Kraken is so dedicated to security that it offers a bug bounty as an incentive for white hat hackers to expose vulnerabilities in the system.
One thing that keeps the exchange at the top of its game is the fact that it has never been hacked. Unfortunately, the same cannot be said for its users, as a result of poor measures taken on their part. This is why it is important to take advantage of the platform’s security features, designed to protect investors from theft.
What Other Features Does Kraken Offer?
In addition to its extensive security features, Kraken offers the following:
A large portion of the exchange volume is focused on Ether (ETH), Bitcoin (BTC), Ripple (XRP), EOS, Tether (USDT) and Monero (XMR) respectively. Although both USD and EUR pairs are offered for all digital currencies, the EUR pairs have more liquidity.

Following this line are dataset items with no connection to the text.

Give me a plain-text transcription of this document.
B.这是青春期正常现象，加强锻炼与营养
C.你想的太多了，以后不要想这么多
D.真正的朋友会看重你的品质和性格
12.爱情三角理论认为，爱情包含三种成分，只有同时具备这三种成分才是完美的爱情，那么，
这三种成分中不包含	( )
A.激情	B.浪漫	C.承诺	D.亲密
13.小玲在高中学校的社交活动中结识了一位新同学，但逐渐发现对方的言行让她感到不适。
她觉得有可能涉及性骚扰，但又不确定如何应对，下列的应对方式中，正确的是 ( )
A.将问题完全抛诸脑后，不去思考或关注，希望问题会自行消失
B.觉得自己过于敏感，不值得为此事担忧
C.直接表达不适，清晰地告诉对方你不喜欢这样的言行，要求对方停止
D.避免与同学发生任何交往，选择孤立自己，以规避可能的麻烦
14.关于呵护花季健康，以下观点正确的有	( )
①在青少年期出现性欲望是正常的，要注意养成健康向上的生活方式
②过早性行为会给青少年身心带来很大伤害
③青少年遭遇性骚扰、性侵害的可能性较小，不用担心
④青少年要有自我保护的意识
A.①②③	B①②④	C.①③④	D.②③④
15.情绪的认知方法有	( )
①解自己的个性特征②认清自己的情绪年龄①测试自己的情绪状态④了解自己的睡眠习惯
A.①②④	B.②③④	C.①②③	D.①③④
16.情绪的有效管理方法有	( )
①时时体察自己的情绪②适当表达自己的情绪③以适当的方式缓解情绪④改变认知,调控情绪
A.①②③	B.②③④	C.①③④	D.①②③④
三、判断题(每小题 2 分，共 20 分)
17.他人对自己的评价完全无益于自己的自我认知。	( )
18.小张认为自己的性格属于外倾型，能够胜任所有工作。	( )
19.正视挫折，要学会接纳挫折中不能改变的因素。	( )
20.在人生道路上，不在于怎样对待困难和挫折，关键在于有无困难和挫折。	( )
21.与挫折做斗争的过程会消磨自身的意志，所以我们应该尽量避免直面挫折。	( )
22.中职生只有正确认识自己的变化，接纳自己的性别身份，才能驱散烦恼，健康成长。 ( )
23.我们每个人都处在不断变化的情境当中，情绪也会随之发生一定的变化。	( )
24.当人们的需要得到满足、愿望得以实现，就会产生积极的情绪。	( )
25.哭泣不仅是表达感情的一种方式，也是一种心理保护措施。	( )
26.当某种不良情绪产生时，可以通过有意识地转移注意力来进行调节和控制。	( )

These allow users to make private orders for both Bitcoin and Ethereum for an additional fee. They allow for the placement of large order sizes that would have an effect on the market if they were public. Kraken lets users execute these orders in the intermediate and advanced tabs.
Kraken regularly adds new digital currencies to its platform which supports several ERC20 tokens such as REP, ICN, MLN and even coins like Monero, Stellar, Dogecoin and Zcash. However, altcoins like Nano, Cardano, and Tron are still unavailable on the exchange. The most recent addition is Bitcoin Cash.
The Kraken platform allows users to make various orders. This ensures trade flexibility and market adjustment depending on what type of trade a user is carrying out.
Perception of Kraken Exchange
Kraken is generally considered one of the safest cryptocurrency exchanges in existence. It began to peak in October 2013 after the discovery of a vulnerability in the Namecoin protocol which developers were able to fix. Namecoin was later removed from the platform due to other issues.
When Mt. Gox fell, Kraken contributed to recovering the lost BTC on the platform. The exchange has remained committed to security and creating a safe and highly functional environment for its customers to thrive.
It also played a huge role in forming the Japan Authority of Digital Assets (JADA), the first government-backed Bitcoin regulatory body, as well as the Digital Asset Transfer Authority (DATA), a self-regulatory authority.
Due to its numerous accomplishments, attention to detail and security, Kraken has become a global driving force within the cryptocurrency industry. It has been recognized by journals across the world and continues to expand.
In fact, the exchange has acquired four crypto businesses in the past three years and has taken over exchanges like Coinsetter, American exchanges, and Glidera. Kraken has made it clear that it is here to stay and even after the hype of cryptocurrency has died down, this giant may still remain.